The 2012 extradition to Azerbaijan and subsequent official pardon of Lt. Ramil Safarov for the murder of an Armenian army officer in Hungary was the event that pushed Aylisli to publish his novel, which, he said, contains stories “based on real life.”
“When I saw the crazy reaction and the artificial fueling of hatred between Armenians and Azerbaijanis, which went beyond any borders, I decided to publish my novel,” he said.
A writer, he insisted, has the right to express his thoughts in his novels without their being considered a traitor.
But President Ilham Aliyev has treated him as just that. Adding fuel to the hate-campaign, the president stripped Aylisli of the title of “people’s writer,” and of his pension. Meanwhile, Aylisli’s son, Najaf Naibov, was fired from a senior position in the State Customs Committee, and his wife, Galina, was dismissed as the head of a children’s public library.
Various members of parliament have lambasted Aylisli’s work as treasonous and have called for him to be stripped of his citizenship -- even though the Azerbaijani constitution bars such a measure. Others go still further. “Some MPs accuse me of being an ‘Armenian,’” Aylisli recounted. “Is it a crime to be Armenian? It is racism.”
On February 13, Sheikh-ul-Islam Haji Allahshukur Pashazade, head of the Caucasus Muslims Office, a government ally, tossed another dart by denouncing Aylisli as an “infidel.”
The fact that the campaign against Aylisli gained steam only in recent weeks -- over a month after Stone Dreams appeared in the December 2012 issue of the Russian-language literary journal Druzhba Narodov – leads some Baku observers to believe that it is intended to distract popular attention from recent, violent protests in Baku and the regional town of Ismayilli.
A few suggest official displeasure is rooted in Aylisli’s less than flattering depiction of Heydar Aliyev, the incumbent leader’s deceased father. Officially, Heydar Aliyev is venerated as the chief architect of independent Azerbaijan. “Stone Dreams” features the late president, who headed Azerbaijan’s Communist Party for nearly 20 years during the late Soviet era, but refers to him only as “the master.”
Regardless of whether Aylisli remains in Azerbaijan or leaves, more controversy could be in the works. Stone Dreams is part of an envisioned trilogy, the first installment, titled Yemen, was published in 1990. The last installment, tentatively titled Big Traffic Jam, hasn’t been officially published. But Aylisli, seeking feedback, has distributed a limited number of drafts in Baku among friends and colleagues. He declined to discuss the novel’s focus, but reiterated his intent to publish it. A person who has seen a draft told EurasiaNet.org that the story examines “crimes” allegedly committed during the 1993-2003 presidency of Heydar Aliyev.

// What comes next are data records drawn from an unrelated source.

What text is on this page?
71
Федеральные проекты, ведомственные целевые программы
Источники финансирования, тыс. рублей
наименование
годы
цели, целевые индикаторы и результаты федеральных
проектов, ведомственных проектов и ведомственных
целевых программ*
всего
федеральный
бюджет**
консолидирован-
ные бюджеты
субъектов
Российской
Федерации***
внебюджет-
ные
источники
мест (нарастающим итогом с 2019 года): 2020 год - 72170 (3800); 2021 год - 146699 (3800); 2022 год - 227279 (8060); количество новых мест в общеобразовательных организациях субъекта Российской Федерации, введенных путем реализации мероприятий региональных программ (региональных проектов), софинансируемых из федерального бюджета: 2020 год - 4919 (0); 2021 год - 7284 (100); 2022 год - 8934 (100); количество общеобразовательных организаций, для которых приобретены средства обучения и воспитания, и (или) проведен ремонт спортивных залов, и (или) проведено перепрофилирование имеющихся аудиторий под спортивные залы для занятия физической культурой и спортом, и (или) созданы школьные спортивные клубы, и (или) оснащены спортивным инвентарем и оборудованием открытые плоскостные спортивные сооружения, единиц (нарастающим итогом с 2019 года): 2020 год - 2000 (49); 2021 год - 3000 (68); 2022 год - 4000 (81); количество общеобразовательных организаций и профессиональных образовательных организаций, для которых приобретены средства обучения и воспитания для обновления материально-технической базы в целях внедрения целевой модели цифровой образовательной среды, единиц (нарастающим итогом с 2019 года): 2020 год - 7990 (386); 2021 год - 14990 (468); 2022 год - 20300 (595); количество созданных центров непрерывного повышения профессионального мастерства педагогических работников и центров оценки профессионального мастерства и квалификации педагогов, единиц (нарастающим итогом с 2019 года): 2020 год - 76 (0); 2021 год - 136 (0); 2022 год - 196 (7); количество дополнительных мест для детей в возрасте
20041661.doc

Publication of a clear-cut denunciation of the elder Aliyev could pose an even more severe free-speech test for Azerbaijan than that generated by Stone Dreams. One literary son of the Caucasus, the bestselling Russia-based author Boris Akunin, had some words of advice. “[M]y dear Azerbaijanis,” he wrote in his blog, “Don’t you know that the state … cannot win in a war with a writer?”
Shahin Abbasov is a freelance reporter based in Baku.